Zu Beginn des Werks erlebt man kurz eine Schrecksekunde: Man hat kurz das Gefühl, als würde sich eine Szene aus einer der beliebtesten Rollenspiel-Persiflagen wiederholen, wo Charaktere an einem Ort des Bösen einen ihnen völlig unbekannten Wanderer treffen und diesen ohne weiteres Nachfragen einfach mitnehmen, im Wissen, dass es sich ohnehin um einen Spielercharakter eines Freundes handelt. Davon kann hier keine Rede sein, im Gegenteil. Misstrauen grassiert im Team wie ein Buschfeuer und wuchert wie ein bösartiges Krebsgeschwür. Gerade die Tatsache, dass Aydem offenbar ganz gut mit Skirmish zurechtkommt, belastet die Beziehung mit den anderen Teammitgliedern immer stärker. Dazu kommt, dass der Run weit schwieriger und gefährlicher ist, als alle zu Beginn erwartet haben. Unschuldige kommen ums Leben, aber auch das Team selbst vergießt Blut – und möglicherweise schaffen es nicht alle lebendig aus dem Sekten-Dickicht heraus. Das merkt man als Leser schnell.
Der Autorin ist es sehr gut gelungen, die Stimmung klassischer Shadowruns einzufangen. Eine wild zusammengewürfelte Gruppe zweifelhafter Charaktere mit komplett unterschiedlichen Talenten übernimmt einen Auftrag, der sie an ihre Grenzen führt, und darüber hinaus. Das Umfeld, die weiteren Begegnungen und auch immer die Frage im Hintergrund, ob das was sie tun, eigentlich das richtige ist, spielen stets eine Rolle. Ein Roman, den man ohne Probleme fortsetzen könnte, wenn er erfolgreich ist. Und eigentlich gibt es keinen Grund, warum er das nicht sein sollte.

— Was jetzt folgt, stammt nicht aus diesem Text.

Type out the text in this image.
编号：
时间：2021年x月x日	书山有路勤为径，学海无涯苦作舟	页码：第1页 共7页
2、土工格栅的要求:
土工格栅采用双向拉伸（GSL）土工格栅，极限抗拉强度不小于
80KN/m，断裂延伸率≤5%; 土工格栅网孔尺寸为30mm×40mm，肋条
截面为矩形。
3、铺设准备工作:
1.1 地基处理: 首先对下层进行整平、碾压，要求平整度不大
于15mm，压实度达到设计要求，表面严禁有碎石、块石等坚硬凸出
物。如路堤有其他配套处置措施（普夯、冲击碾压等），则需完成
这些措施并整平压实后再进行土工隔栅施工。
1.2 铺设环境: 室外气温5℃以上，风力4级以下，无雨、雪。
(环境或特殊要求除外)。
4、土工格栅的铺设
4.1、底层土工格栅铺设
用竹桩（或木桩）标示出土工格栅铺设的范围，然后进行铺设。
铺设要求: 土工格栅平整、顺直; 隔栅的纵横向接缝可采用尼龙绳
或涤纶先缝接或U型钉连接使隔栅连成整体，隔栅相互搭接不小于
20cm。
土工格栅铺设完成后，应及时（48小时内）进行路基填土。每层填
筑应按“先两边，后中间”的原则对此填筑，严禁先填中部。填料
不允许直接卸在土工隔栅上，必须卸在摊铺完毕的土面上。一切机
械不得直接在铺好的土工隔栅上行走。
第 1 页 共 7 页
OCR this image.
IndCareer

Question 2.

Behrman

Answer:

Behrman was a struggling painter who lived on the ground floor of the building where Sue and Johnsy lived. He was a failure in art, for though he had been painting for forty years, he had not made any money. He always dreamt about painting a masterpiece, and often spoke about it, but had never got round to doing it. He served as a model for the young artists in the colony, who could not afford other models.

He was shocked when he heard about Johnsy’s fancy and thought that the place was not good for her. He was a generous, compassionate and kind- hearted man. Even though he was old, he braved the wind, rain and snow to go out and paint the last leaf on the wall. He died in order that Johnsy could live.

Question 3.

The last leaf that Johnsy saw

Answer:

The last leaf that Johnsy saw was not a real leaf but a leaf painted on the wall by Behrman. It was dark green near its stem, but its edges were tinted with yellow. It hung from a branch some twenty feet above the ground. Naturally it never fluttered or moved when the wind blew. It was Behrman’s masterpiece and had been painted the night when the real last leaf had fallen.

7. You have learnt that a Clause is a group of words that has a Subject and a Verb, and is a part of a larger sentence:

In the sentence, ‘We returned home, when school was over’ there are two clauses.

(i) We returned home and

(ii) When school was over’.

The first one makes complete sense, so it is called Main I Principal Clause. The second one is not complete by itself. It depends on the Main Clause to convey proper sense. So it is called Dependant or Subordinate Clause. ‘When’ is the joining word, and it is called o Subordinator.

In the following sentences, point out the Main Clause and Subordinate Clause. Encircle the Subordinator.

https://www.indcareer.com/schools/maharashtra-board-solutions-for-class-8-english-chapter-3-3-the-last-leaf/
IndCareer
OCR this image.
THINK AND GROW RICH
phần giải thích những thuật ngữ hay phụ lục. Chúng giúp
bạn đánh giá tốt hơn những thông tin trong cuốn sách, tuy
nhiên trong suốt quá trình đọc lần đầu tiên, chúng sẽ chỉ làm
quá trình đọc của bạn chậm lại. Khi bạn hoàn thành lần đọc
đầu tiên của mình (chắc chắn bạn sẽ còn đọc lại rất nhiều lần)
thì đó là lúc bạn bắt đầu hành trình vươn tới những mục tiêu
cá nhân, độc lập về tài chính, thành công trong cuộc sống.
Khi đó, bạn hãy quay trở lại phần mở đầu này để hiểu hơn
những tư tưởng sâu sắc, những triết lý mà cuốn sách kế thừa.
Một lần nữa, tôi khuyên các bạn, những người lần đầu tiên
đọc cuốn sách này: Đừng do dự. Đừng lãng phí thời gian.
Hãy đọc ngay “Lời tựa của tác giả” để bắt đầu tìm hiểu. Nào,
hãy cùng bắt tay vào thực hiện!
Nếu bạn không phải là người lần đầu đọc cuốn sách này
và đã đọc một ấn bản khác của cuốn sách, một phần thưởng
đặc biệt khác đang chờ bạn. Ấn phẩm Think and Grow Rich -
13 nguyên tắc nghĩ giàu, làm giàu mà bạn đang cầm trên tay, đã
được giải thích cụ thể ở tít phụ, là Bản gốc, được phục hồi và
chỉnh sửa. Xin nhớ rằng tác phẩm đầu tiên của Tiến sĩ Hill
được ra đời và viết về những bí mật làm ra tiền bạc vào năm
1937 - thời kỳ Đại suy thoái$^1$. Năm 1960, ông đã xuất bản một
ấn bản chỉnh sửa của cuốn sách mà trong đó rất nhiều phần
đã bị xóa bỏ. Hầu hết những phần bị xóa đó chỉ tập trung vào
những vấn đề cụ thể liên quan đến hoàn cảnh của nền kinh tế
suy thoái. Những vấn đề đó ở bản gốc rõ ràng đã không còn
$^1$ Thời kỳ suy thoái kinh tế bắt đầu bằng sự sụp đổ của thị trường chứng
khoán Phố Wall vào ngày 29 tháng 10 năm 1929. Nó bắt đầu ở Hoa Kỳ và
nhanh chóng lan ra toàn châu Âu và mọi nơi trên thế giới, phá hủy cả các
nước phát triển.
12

Mit „Toxische Erlösung“ hat Sonja Rüther ihren ersten Shadowrun-Roman veröffentlicht. Ein Thema, das der Autorin bekannterweise sehr nahe liegt, hat sie doch viele Jahre einschlägiger Erfahrung im Bereich Pen&Paper-Rollenspiel vorzuweisen. Etwas, das sich gelohnt hat. Denn so konnte sie genau das liefern, was die Stammleserschaft erwartet: Spannung, Action, zwischenmenschliche Dramatik, Technologie, Magie und viel Schatten. Das zusammen ergibt den bisher besten bei Pegasus erschienenen Shadowrun-Roman, der insbesondere die Fans der ersten und zweiten Stunde begeistern kann.